You should make sure your car is in good mechanical condition before you embark on a road trip. It also needs a spare tire that works and plenty of water and food. To reduce the risk of meeting animals on the roads, I recommend driving only during daylight hours.

There is enough traffic to be able to flag down someone and get help if your car breaks down or you are in an accident.

Nullarbor Roadhouses

The roadhouses are the only signs of civilization along the Nullarbor. Although they are not small towns, you can find a wide range of services.

Each roadhouse is also a fuel station. Toilets and food are available to the public. There is usually a basic restaurant with take-out food as well. Evenings are generally when a bar opens.

Each roadhouse offers accommodation. Think of standard motel rooms or even budget “dongas” instead.

Fuel on the Nullarbor can be more expensive (up to $1/litre) than in cities. Accommodation may seem costly, but keep in mind how remote these areas are.

The caravan park will have both powered and non-powered sites. Many of the sites will accept bookings, but others are first-come, best-dressed – another reason I don’t recommend long driving days.

Each roadhouse is self-sufficient. The hostels have diesel generators to provide electricity and desalination plants for drinking water. Prices will be high, and restrictions on goods and services are likely.

There will be hot water showers in campgrounds and parks, but they will cost money and only last 3-5 minutes.

You can purchase food and drink along the way, but I recommend bringing plenty of water with you.

Bring enough food to last the entire trip if you have special dietary needs. Most of the food on the island is standard. I was a vegetarian, and my options were virtually non-existent. Even my usual fallback, hot chips, wasn’t readily available because of the potato shortage.

Penong is the next small town after Ceduna. After that, roadhouses are everywhere. As you head west, they are in the following order:

Nundroo Roadhouse

Yalata Roadhouse was under construction at the time I passed through in May 2023.

Nullarbor Roadhouse

Border Village







The Best Overnight Stops in the Nullarbor

I’ve stayed overnight in three of these roadhouses: Nullarbor, Cockledibby, and Eucla. We stayed in tents each time and during the winter. All three places were good, and I’d stay there again.

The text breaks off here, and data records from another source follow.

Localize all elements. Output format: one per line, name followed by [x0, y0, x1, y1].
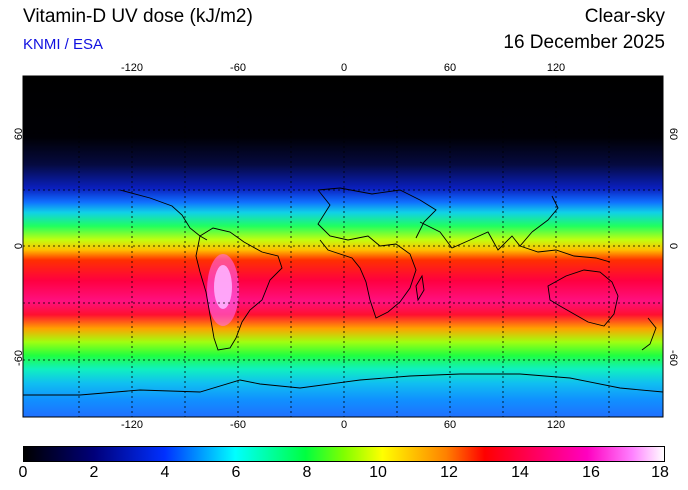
new-zealand-coast: [641, 317, 657, 351]
antarctica-coast: [23, 373, 663, 396]
graticule: [23, 76, 663, 417]
europe-coast: [317, 187, 437, 239]
andes-glow: [207, 254, 239, 326]
lon-tick-bottom: -120: [120, 419, 144, 431]
madagascar-coast: [415, 274, 425, 302]
lon-tick-top: -60: [230, 62, 246, 74]
lon-tick-top: 120: [546, 62, 566, 74]
colorbar-label: 4: [160, 464, 170, 481]
sky-condition: Clear-sky: [584, 6, 665, 27]
lon-tick-bottom: 0: [340, 419, 348, 431]
colorbar-label: 18: [651, 464, 669, 481]
lon-tick-top: -120: [120, 62, 144, 74]
asia-east-coast: [531, 195, 559, 233]
colorbar-label: 14: [511, 464, 529, 481]
lon-tick-bottom: -60: [230, 419, 246, 431]
lon-tick-top: 60: [443, 62, 457, 74]
title: Vitamin-D UV dose (kJ/m2): [23, 6, 253, 27]
australia-coast: [547, 269, 619, 327]
map-frame: [22, 75, 664, 418]
colorbar-label: 10: [369, 464, 387, 481]
lon-tick-bottom: 60: [443, 419, 457, 431]
colorbar-label: 0: [18, 464, 28, 481]
africa-coast: [317, 189, 417, 319]
lon-tick-top: 0: [340, 62, 348, 74]
lon-tick-bottom: 120: [546, 419, 566, 431]
colorbar: [23, 446, 665, 462]
date: 16 December 2025: [503, 32, 665, 53]
indonesia-coast: [519, 245, 611, 263]
asia-south-coast: [419, 221, 533, 251]
coastlines: [23, 187, 663, 396]
colorbar-label: 8: [302, 464, 312, 481]
credit: KNMI / ESA: [23, 36, 104, 53]
south-america-coast: [195, 227, 283, 351]
colorbar-label: 2: [89, 464, 99, 481]
uv-field: [23, 76, 663, 417]
colorbar-label: 12: [440, 464, 458, 481]
colorbar-label: 16: [582, 464, 600, 481]
colorbar-label: 6: [231, 464, 241, 481]
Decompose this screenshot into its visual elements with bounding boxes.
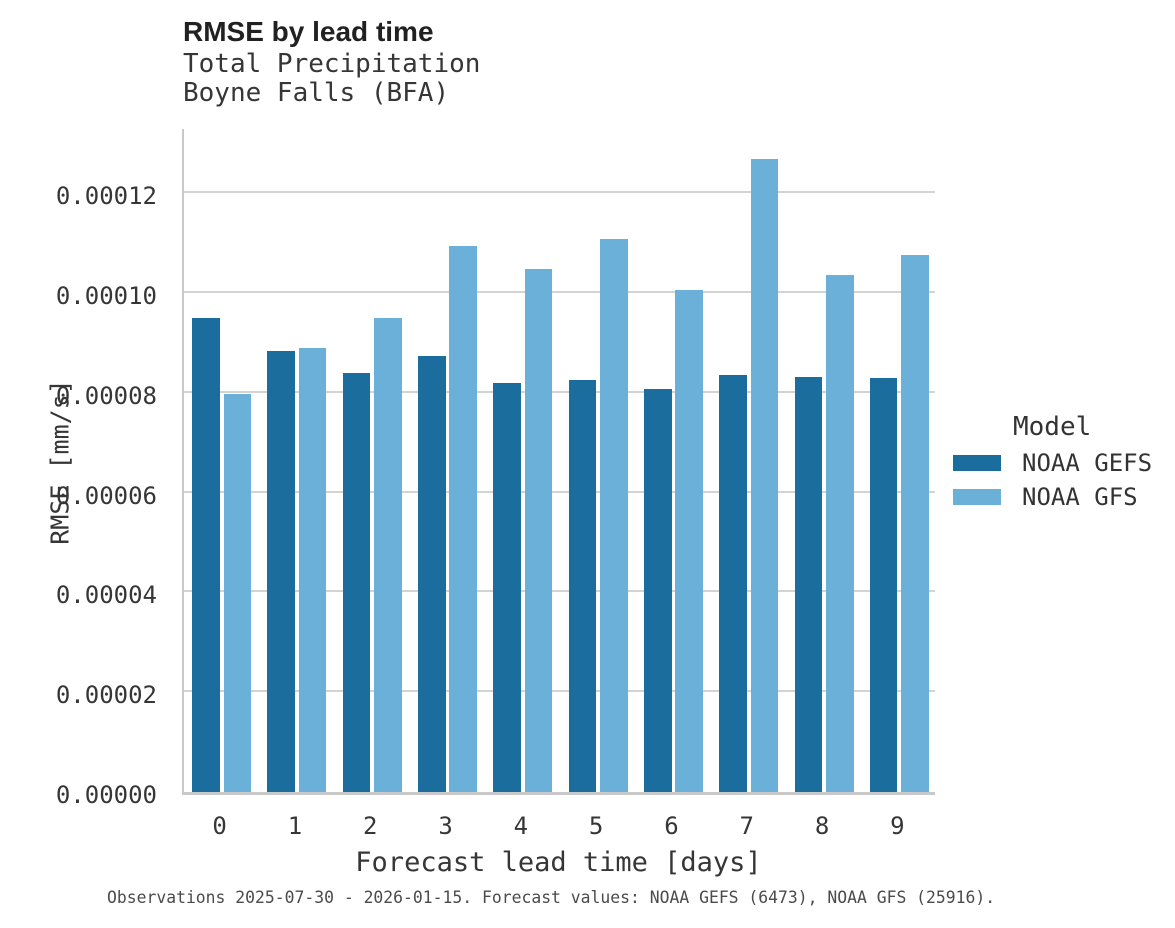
y-tick-label-0.00012: 0.00012 (55, 182, 157, 211)
bar-noaa-gfs-day-7 (750, 159, 779, 792)
x-tick-label-5: 5 (588, 812, 604, 840)
bar-noaa-gefs-day-4 (493, 382, 521, 792)
x-tick-label-9: 9 (890, 812, 905, 840)
chart-title: RMSE by lead time (183, 16, 434, 47)
bar-noaa-gefs-day-3 (418, 356, 446, 792)
x-tick-label-1: 1 (287, 812, 303, 840)
y-tick-label-0.00008: 0.00008 (55, 381, 157, 410)
bar-noaa-gefs-day-2 (342, 373, 371, 792)
chart-subtitle-station: Boyne Falls (BFA) (183, 78, 450, 108)
bar-noaa-gefs-day-8 (794, 376, 823, 792)
bar-noaa-gfs-day-3 (449, 246, 478, 792)
bar-noaa-gfs-day-9 (901, 254, 929, 792)
legend-label-noaa-gefs: NOAA GEFS (1022, 449, 1153, 477)
gridline-0.00012 (184, 191, 935, 194)
x-tick-label-3: 3 (438, 812, 453, 840)
x-tick-label-0: 0 (212, 812, 227, 840)
bar-noaa-gfs-day-1 (298, 348, 327, 792)
gridline-0.00004 (184, 590, 935, 593)
y-tick-label-0.00002: 0.00002 (55, 681, 157, 710)
legend-swatch-noaa-gefs (953, 455, 1001, 471)
bar-noaa-gfs-day-8 (825, 275, 854, 792)
chart-subtitle-variable: Total Precipitation (183, 49, 481, 79)
legend-swatch-noaa-gfs (953, 489, 1001, 505)
y-tick-label-0.00000: 0.00000 (55, 781, 157, 809)
bar-noaa-gefs-day-5 (568, 380, 597, 792)
gridline-0.00008 (184, 390, 935, 393)
x-tick-label-8: 8 (814, 812, 830, 840)
bar-noaa-gfs-day-0 (223, 394, 252, 792)
gridline-0.00002 (184, 690, 935, 693)
y-tick-label-0.00004: 0.00004 (55, 581, 157, 610)
gridline-0.00010 (184, 291, 935, 294)
caption: Observations 2025-07-30 - 2026-01-15. Fo… (107, 888, 996, 907)
legend-title: Model (1013, 412, 1092, 442)
y-tick-label-0.00006: 0.00006 (55, 481, 157, 510)
legend-label-noaa-gfs: NOAA GFS (1022, 483, 1138, 511)
bar-noaa-gfs-day-5 (600, 238, 628, 792)
legend-item-noaa-gfs: NOAA GFS (953, 480, 1152, 514)
x-axis-label: Forecast lead time [days] (355, 847, 762, 878)
bar-noaa-gefs-day-6 (643, 389, 672, 792)
x-tick-label-6: 6 (664, 812, 679, 840)
x-tick-label-2: 2 (363, 812, 378, 840)
plot-area (182, 129, 935, 795)
bar-noaa-gefs-day-7 (719, 374, 747, 792)
bar-noaa-gfs-day-2 (374, 317, 402, 792)
legend-items: NOAA GEFS NOAA GFS (953, 446, 1152, 514)
x-tick-label-7: 7 (739, 812, 754, 840)
bar-noaa-gefs-day-1 (267, 351, 296, 792)
bar-noaa-gfs-day-6 (675, 290, 703, 792)
bar-noaa-gefs-day-0 (192, 317, 220, 792)
legend-item-noaa-gefs: NOAA GEFS (953, 446, 1152, 480)
bar-noaa-gefs-day-9 (869, 378, 898, 792)
x-tick-label-4: 4 (513, 812, 529, 840)
gridline-0.00006 (184, 490, 935, 493)
y-tick-label-0.00010: 0.00010 (55, 282, 157, 311)
bar-noaa-gfs-day-4 (524, 269, 553, 792)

Eucla is the only place I would recommend to campers and caravanners who are crossing the Nullarbor. Eucla is located in the middle of Nullarbor Drive on the WA side. It has a quarantine officer and police officers, and it’s a bit bigger than other stops.

Eucla had the only campground that was covered with trees. The other two were very open, which is not surprising on the treeless plain.

The campground was spacious and not at all crowded during our stay. The campground had a good mix of powered and unpowered sites.

The bathrooms may be dated but are very clean and well-maintained. Showers cost $1 (coin required) for 5 minutes, and water was plentiful and hot. The batteries lasted longer than 5 minutes. I had to turn it off before they stopped.

Other facilities include a BBQ area, a camp kitchen, and a laundry. There is a bar and restaurant at the service station. There is a pool in the summer months, but it was empty when we visited.

Eucla does not require reservations. Just check in at the service center. We welcome pets.

There are a number of motel options available if you’re not traveling across the Nullarbor in a caravan, RV, or tent. The details are available on the website, but it is best to call and book. You can read the Eucla TripAdvisor Reviews here.